O dever de agir da inteligência artificial: quem responde diante de uma ameaça?
Durante décadas, a responsabilidade das empresas de tecnologia esteve concentrada em uma pergunta relativamente simples. Até onde uma plataforma responde pelo conteúdo produzido por seus usuários? Redes sociais discutiram moderação, aplicativos defenderam a criptografia e mecanismos de busca sustentaram que apenas organizavam informações disponíveis na internet. A inteligência artificial acaba de deslocar esse debate para outro patamar.

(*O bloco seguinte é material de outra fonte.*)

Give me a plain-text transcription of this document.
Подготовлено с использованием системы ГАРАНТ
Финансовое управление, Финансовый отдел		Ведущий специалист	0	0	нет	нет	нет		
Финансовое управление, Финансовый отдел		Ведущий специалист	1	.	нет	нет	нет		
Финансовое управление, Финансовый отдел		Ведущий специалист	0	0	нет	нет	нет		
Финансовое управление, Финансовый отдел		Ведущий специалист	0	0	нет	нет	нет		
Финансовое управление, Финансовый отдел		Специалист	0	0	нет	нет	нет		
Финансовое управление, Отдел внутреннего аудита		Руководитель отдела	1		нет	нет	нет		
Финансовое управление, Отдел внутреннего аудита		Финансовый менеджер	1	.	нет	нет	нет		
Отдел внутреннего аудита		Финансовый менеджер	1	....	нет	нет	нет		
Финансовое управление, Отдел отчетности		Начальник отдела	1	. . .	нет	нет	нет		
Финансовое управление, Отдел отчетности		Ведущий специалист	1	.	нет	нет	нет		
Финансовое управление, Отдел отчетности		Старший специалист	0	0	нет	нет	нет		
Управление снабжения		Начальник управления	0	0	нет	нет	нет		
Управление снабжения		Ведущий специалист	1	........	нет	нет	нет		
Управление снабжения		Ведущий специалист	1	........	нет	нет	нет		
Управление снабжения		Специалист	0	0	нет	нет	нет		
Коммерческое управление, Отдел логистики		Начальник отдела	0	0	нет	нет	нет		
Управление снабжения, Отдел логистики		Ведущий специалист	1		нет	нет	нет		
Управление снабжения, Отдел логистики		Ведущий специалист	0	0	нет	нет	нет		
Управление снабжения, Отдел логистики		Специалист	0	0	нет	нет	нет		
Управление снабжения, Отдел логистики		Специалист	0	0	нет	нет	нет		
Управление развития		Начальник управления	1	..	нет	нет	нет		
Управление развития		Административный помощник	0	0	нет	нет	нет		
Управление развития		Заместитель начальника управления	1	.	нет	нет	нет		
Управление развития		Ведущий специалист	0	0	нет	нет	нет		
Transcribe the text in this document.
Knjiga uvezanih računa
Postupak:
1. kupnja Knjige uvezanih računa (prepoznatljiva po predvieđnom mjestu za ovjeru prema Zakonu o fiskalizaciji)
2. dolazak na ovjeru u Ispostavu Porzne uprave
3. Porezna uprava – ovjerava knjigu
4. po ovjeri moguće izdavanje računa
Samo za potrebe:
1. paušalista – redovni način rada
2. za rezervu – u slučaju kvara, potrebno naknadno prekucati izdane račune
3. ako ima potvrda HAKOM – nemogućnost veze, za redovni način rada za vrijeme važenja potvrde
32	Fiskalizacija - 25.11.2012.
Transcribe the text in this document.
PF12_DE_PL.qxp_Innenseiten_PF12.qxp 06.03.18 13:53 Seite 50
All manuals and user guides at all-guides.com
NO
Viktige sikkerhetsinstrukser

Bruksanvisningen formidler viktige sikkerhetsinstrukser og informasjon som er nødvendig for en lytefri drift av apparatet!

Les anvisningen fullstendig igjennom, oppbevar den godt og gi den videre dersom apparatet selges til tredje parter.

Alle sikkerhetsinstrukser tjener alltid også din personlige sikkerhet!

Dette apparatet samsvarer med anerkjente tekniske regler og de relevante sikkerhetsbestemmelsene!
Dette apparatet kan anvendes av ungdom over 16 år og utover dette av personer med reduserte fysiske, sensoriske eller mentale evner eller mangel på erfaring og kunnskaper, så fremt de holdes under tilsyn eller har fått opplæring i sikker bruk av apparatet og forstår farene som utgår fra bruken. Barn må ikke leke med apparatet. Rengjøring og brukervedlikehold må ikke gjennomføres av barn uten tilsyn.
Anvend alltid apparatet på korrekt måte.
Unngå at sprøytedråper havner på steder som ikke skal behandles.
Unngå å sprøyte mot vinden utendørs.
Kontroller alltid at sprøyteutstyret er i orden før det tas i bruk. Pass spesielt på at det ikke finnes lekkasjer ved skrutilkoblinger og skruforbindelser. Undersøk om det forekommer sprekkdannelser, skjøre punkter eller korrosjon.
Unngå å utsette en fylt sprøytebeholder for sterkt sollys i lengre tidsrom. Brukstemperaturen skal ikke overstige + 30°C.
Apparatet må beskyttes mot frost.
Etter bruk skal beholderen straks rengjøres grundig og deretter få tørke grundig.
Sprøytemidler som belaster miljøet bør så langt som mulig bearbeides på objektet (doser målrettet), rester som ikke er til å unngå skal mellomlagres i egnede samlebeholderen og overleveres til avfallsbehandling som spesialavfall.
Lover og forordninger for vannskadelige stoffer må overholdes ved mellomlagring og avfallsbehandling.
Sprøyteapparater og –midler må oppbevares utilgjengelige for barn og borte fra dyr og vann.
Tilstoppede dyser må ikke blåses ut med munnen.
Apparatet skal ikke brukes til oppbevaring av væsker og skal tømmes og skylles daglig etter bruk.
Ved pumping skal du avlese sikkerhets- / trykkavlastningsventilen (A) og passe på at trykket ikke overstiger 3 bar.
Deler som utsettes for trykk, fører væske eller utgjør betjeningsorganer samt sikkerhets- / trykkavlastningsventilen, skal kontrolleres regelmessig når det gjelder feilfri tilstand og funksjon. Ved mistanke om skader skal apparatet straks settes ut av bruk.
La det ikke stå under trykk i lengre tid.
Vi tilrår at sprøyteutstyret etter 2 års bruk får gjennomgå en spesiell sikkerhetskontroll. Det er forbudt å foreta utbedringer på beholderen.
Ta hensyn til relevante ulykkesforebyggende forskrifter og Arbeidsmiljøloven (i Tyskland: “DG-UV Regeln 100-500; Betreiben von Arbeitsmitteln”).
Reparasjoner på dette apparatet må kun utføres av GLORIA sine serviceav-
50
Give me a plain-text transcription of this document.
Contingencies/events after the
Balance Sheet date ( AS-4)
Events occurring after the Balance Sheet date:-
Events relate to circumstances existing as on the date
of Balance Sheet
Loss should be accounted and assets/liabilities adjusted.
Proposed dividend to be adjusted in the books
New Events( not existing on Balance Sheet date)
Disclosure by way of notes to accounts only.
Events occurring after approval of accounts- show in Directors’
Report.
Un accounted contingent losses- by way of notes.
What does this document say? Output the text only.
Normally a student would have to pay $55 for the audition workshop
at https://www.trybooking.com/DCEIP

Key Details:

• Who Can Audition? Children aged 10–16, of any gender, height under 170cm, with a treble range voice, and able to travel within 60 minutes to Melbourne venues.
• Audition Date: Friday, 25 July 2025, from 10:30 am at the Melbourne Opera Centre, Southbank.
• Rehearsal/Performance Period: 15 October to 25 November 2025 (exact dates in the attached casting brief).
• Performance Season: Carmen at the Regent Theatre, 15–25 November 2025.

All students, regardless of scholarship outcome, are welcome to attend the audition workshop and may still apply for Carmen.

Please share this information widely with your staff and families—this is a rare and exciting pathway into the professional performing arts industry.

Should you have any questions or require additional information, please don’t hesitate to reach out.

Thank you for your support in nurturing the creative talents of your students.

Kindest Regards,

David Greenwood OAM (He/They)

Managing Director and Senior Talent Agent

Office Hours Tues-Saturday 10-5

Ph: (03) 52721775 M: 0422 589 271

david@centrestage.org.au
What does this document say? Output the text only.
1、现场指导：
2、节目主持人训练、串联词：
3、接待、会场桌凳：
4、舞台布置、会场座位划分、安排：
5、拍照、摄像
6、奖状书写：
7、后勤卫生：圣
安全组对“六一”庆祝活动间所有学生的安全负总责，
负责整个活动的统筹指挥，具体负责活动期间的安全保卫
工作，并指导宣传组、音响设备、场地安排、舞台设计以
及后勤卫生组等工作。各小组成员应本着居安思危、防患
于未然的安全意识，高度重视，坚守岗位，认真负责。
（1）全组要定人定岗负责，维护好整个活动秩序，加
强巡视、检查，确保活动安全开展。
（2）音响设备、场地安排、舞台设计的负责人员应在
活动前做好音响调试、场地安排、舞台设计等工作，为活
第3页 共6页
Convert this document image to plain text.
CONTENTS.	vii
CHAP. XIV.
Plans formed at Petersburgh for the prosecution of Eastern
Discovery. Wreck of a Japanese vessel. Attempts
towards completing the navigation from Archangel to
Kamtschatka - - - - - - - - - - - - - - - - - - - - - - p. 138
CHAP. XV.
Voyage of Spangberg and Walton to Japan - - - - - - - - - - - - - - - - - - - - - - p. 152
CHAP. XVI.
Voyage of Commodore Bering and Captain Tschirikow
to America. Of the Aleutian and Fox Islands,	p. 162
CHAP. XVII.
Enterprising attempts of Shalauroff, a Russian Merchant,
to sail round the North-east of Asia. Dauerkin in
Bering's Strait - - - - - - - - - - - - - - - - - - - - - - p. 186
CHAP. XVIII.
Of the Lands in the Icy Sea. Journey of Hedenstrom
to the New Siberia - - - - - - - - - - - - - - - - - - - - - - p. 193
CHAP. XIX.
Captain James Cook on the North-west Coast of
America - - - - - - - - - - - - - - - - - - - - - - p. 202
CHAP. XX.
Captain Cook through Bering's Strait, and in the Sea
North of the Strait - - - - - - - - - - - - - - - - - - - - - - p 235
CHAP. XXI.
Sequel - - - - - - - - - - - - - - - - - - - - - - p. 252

A prisão de um homem investigado por planejar o assassinato do próprio filho após interações realizadas com o ChatGPT representa muito mais do que um caso criminal de grande repercussão. Ela revela o surgimento de uma nova obrigação para as empresas que desenvolvem inteligência artificial . Este é o primeiro caso de grande repercussão no Brasil, em que uma plataforma identificou indícios de uma ameaça concreta, comunicou autoridades e contribuiu para impedir que um crime fosse consumado.
Esse episódio inaugura uma discussão jurídica que ainda não possui resposta clara. Quando uma empresa é capaz de identificar um risco real contra a vida, ela ainda pode alegar neutralidade?
Até pouco tempo, a resposta provavelmente seria positiva. As plataformas sempre sustentaram que desconheciam a intenção de seus usuários. A inteligência artificial altera essa lógica porque não apenas recupera informações. Ela interpreta contexto, identifica padrões de comportamento e consegue perceber quando uma sequência de interações deixa de representar curiosidade e passa a indicar planejamento, persistência e intenção.
Naturalmente, isso não significa que qualquer pesquisa autorize uma comunicação às autoridades. A privacidade permanece como um direito fundamental e continua protegida pelas legislações de proteção de dados. O desafio está justamente em identificar situações verdadeiramente excepcionais sem transformar plataformas digitais em mecanismos permanentes de vigilância. Mas também é preciso reconhecer que a evolução tecnológica modifica a própria noção de responsabilidade. Se uma empresa possui recursos para detectar uma ameaça concreta e iminente , sua atuação deixa de ser apenas tecnológica e passa a assumir uma dimensão institucional .
O direito já convive com essa lógica em diversos setores. Instituições financeiras monitoram operações suspeitas para prevenir lavagem de dinheiro.